In the previous part of the question we proved that $\Bbb F{_3}[x] \cong \Bbb Z/3\Bbb Z[x]$ has infinitely many prime ideals.
The question recommends using that there is a surjective ring homomorphism $\phi: R \rightarrow \Bbb F{_3}[x]$ mapping $\Bbb Z/6\Bbb Z$ to $\Bbb F{_3}$ in the canonical way.
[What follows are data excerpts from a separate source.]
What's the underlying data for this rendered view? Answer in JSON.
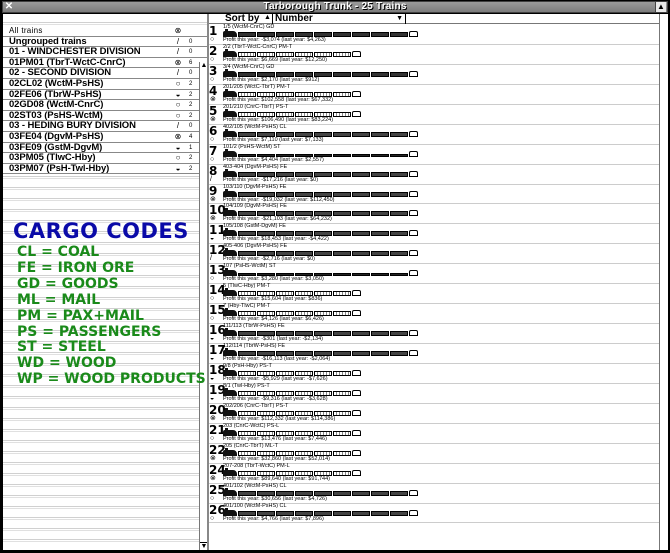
{
  "window": {
    "title": "Tarborough Trunk - 25 Trains",
    "close_icon": "close-icon",
    "minimize_icon": "minimize-icon"
  },
  "groups": [
    {
      "label": "All trains",
      "icon": "⊗",
      "icon_name": "mixed-status-icon",
      "count": ""
    },
    {
      "label": "Ungrouped trains",
      "icon": "/",
      "icon_name": "pencil-icon",
      "count": "0"
    },
    {
      "label": "01 - WINDCHESTER DIVISION",
      "icon": "/",
      "icon_name": "pencil-icon",
      "count": "0"
    },
    {
      "label": "01PM01 (TbrT-WctC-CnrC)",
      "icon": "⊗",
      "icon_name": "mixed-status-icon",
      "count": "6"
    },
    {
      "label": "02 - SECOND DIVISION",
      "icon": "/",
      "icon_name": "pencil-icon",
      "count": "0"
    },
    {
      "label": "02CL02 (WctM-PsHS)",
      "icon": "○",
      "icon_name": "empty-status-icon",
      "count": "2"
    },
    {
      "label": "02FE06 (TbrW-PsHS)",
      "icon": "◒",
      "icon_name": "half-status-icon",
      "count": "2"
    },
    {
      "label": "02GD08 (WctM-CnrC)",
      "icon": "○",
      "icon_name": "empty-status-icon",
      "count": "2"
    },
    {
      "label": "02ST03 (PsHS-WctM)",
      "icon": "○",
      "icon_name": "empty-status-icon",
      "count": "2"
    },
    {
      "label": "03 - HEDING BURY DIVISION",
      "icon": "/",
      "icon_name": "pencil-icon",
      "count": "0"
    },
    {
      "label": "03FE04 (DgvM-PsHS)",
      "icon": "⊗",
      "icon_name": "mixed-status-icon",
      "count": "4"
    },
    {
      "label": "03FE09 (GstM-DgvM)",
      "icon": "◒",
      "icon_name": "half-status-icon",
      "count": "1"
    },
    {
      "label": "03PM05 (TlwC-Hby)",
      "icon": "○",
      "icon_name": "empty-status-icon",
      "count": "2"
    },
    {
      "label": "03PM07 (PsH-Twl-Hby)",
      "icon": "◒",
      "icon_name": "half-status-icon",
      "count": "2"
    }
  ],
  "cargo_codes": {
    "title": "CARGO CODES",
    "items": [
      "CL = COAL",
      "FE = IRON ORE",
      "GD = GOODS",
      "ML = MAIL",
      "PM = PAX+MAIL",
      "PS = PASSENGERS",
      "ST = STEEL",
      "WD = WOOD",
      "WP = WOOD PRODUCTS"
    ],
    "title_color": "#0a0aa8",
    "item_color": "#1a8a1a"
  },
  "sort": {
    "label": "Sort by",
    "direction_icon": "▲",
    "value": "Number",
    "dropdown_icon": "▼"
  },
  "trains": [
    {
      "number": "1",
      "route": "1/5 (WctM-CnrC) GD",
      "status": "○",
      "profit": "Profit this year: -$3,074 (last year: $4,263)",
      "consist": "goods"
    },
    {
      "number": "2",
      "route": "2/2 (TbrT-WctC-CnrC) PM-T",
      "status": "○",
      "profit": "Profit this year: $6,669 (last year: $12,250)",
      "consist": "pass"
    },
    {
      "number": "3",
      "route": "3/4 (WctM-CnrC) GD",
      "status": "○",
      "profit": "Profit this year: $2,170 (last year: $912)",
      "consist": "goods"
    },
    {
      "number": "4",
      "route": "201/205 (WctC-TbrT) PM-T",
      "status": "⊗",
      "profit": "Profit this year: $102,558 (last year: $67,332)",
      "consist": "pass"
    },
    {
      "number": "5",
      "route": "201/210 (CnrC-TbrT) PS-T",
      "status": "⊗",
      "profit": "Profit this year: $106,490 (last year: $83,224)",
      "consist": "pass"
    },
    {
      "number": "6",
      "route": "402/105 (WctM-PsHS) CL",
      "status": "○",
      "profit": "Profit this year: $7,110 (last year: $7,133)",
      "consist": "coal"
    },
    {
      "number": "7",
      "route": "101/2 (PsHS-WctM) ST",
      "status": "○",
      "profit": "Profit this year: $4,404 (last year: $2,557)",
      "consist": "flat"
    },
    {
      "number": "8",
      "route": "403-404 (DgvM-PsHS) FE",
      "status": "/",
      "profit": "Profit this year: -$17,216 (last year: $0)",
      "consist": "ore"
    },
    {
      "number": "9",
      "route": "103/110 (DgvM-PsHS) FE",
      "status": "⊗",
      "profit": "Profit this year: -$19,032 (last year: $112,450)",
      "consist": "ore"
    },
    {
      "number": "10",
      "route": "104/109 (DgvM-PsHS) FE",
      "status": "⊗",
      "profit": "Profit this year: -$21,103 (last year: $64,232)",
      "consist": "ore"
    },
    {
      "number": "11",
      "route": "105/108 (GstM-DgvM) FE",
      "status": "◒",
      "profit": "Profit this year: $18,453 (last year: -$4,422)",
      "consist": "ore"
    },
    {
      "number": "12",
      "route": "405-406 (DgvM-PsHS) FE",
      "status": "/",
      "profit": "Profit this year: -$2,716 (last year: $0)",
      "consist": "ore"
    },
    {
      "number": "13",
      "route": "107 (PsHS-WctM) ST",
      "status": "○",
      "profit": "Profit this year: $3,280 (last year: $3,050)",
      "consist": "flat"
    },
    {
      "number": "14",
      "route": "5 (TlwC-Hby) PM-T",
      "status": "○",
      "profit": "Profit this year: $15,604 (last year: $836)",
      "consist": "pass"
    },
    {
      "number": "15",
      "route": "7 (Hby-TlwC) PM-T",
      "status": "○",
      "profit": "Profit this year: $4,126 (last year: $6,426)",
      "consist": "pass"
    },
    {
      "number": "16",
      "route": "111/113 (TbrW-PsHS) FE",
      "status": "◒",
      "profit": "Profit this year: -$301 (last year: -$2,134)",
      "consist": "ore"
    },
    {
      "number": "17",
      "route": "112/114 (TbrW-PsHS) FE",
      "status": "◒",
      "profit": "Profit this year: -$16,113 (last year: -$2,064)",
      "consist": "ore"
    },
    {
      "number": "18",
      "route": "9/8 (PsH-Hby) PS-T",
      "status": "◒",
      "profit": "Profit this year: -$5,929 (last year: -$7,626)",
      "consist": "pass"
    },
    {
      "number": "19",
      "route": "8/1 (Twl-Hby) PS-T",
      "status": "◒",
      "profit": "Profit this year: -$9,316 (last year: -$3,628)",
      "consist": "pass"
    },
    {
      "number": "20",
      "route": "202/206 (CnrC-TbrT) PS-T",
      "status": "⊗",
      "profit": "Profit this year: $112,332 (last year: $114,386)",
      "consist": "pass"
    },
    {
      "number": "21",
      "route": "203 (CnrC-WctC) PS-L",
      "status": "○",
      "profit": "Profit this year: $13,476 (last year: $7,446)",
      "consist": "pass"
    },
    {
      "number": "22",
      "route": "205 (CnrC-TbrT) ML-T",
      "status": "⊗",
      "profit": "Profit this year: $32,860 (last year: $52,014)",
      "consist": "pass"
    },
    {
      "number": "24",
      "route": "207-208 (TbrT-WctC) PM-L",
      "status": "⊗",
      "profit": "Profit this year: $89,640 (last year: $91,744)",
      "consist": "pass"
    },
    {
      "number": "25",
      "route": "401/102 (WctM-PsHS) CL",
      "status": "○",
      "profit": "Profit this year: $30,656 (last year: $4,726)",
      "consist": "coal"
    },
    {
      "number": "26",
      "route": "401/100 (WctM-PsHS) CL",
      "status": "○",
      "profit": "Profit this year: $4,766 (last year: $7,896)",
      "consist": "coal"
    }
  ]
}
I believe so we can use its surjectivity to induce an injective map from $\mathrm{Spec}(\Bbb F{_3}[x]) \rightarrow\mathrm{Spec}(R)$ (the sets of prime ideals), which is a result from a previous question that would complete the proof.
Is this to say: we consider $\phi$ to be the canonical projection map from $\Bbb Z/6\Bbb Z \rightarrow (\Bbb Z/6\Bbb Z)/(\Bbb Z/2\Bbb Z) \cong \Bbb Z/3\Bbb Z$ (where $\Bbb Z/2\Bbb Z$ is an ideal of $\Bbb Z/6\Bbb Z$ (?))
If so, how to show $(\Bbb Z/6\Bbb Z)/(\Bbb Z/2\Bbb Z) \cong \Bbb Z/3\Bbb Z$ and if not, what am i misunderstanding.
Thanks in advance
The canonical way would be to mod out by the ideal $(3)$. The quotient is $\Bbb F_3$.